Honor guard to escort remains of uncle and nephew, both marines
Last Updated: 112 days ago
INDIANAPOLIS - Indiana police officers will be assisting Patriot Guard Riders with an official military escort on Saturday to honor two Hoosier marines.
Officers from the Indiana State Police and public safety agencies in Brown, Bartholomew, Jennings and Jefferson Counties will assist in a procession escorting the remains of PFC Manley F. Winkley and Cpl. Lyman Winkley, an uncle and nephew.
The procession will leave the Bond Mitchell Funeral Home in Nashville, Ind., on Saturday at 11:00 a.m. and will travel to the Indiana Veterans Memorial Cemetery in Madison, Ind., arriving at 1:00 p.m., where both will be interred with full military honors.

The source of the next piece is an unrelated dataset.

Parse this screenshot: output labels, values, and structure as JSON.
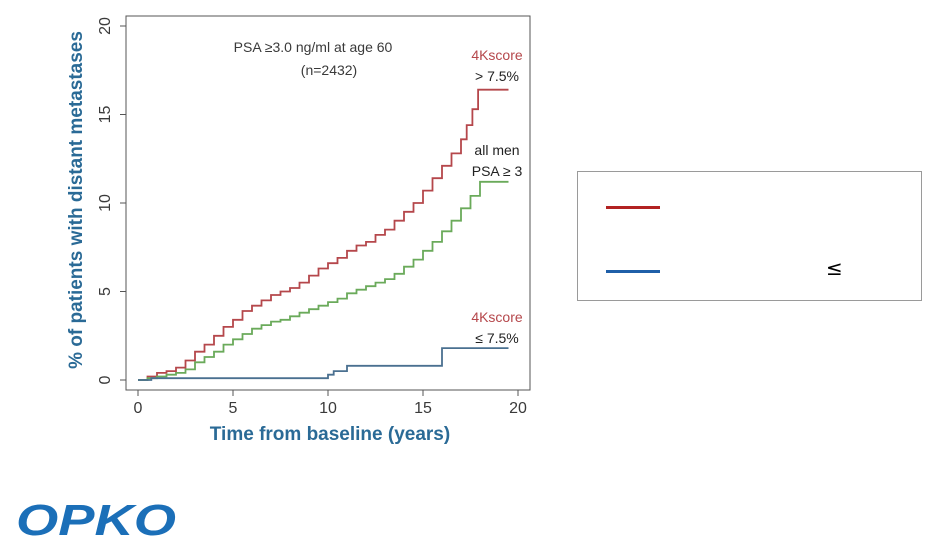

PFC Manley F. Winkley was born in Indianapolis on Sept. 17, 1923, and served in the United States Marine Corps during WWII. He was killed in action on the Island of Betio on Nov. 20, 1943, during the Battle of Tarawa.
Winkley was buried in a battlefield cemetery on Betio. A joint POW/MIA Accounting Command Team found the human remains of at least three individuals on the island of Betio, and on April 2, 2013, the remains of one of those individuals was positively identified as PFC Manley F. Winkley, USMCR.
After nearly 70 years on foreign soil, his remains are being brought back to the United States for burial and full military honors.
PFC Winkley’s nephew, Cpl. Lyman Winkley, was born in Indianapolis on Feb. 11, 1927. He enlisted in the Marine Corps on Dec. 11, 1944, and was honorably discharged on May 28, 1947. His military records from WWII were damaged in the St. Louis Fire so there is no record of where he served or with what company.
Lyman Winkley re-enlisted in the Marine Corps on August 24, 1950, and was in the 1st Marine Division during the Korean War Battle of Chosin Reservoir. He was wounded in Yo-Dong on March 22, 1951, and again on April 25, 1951, in Central Korea.
He received the Korean Service Medal with one bronze service star and the Purple Heart with one gold star. He was honorably discharged on Sept. 4, 1951.
State police are advising travelers in the area that some delays may occur, and are asking motorists to be patient and honor the sacrifice made by these two men.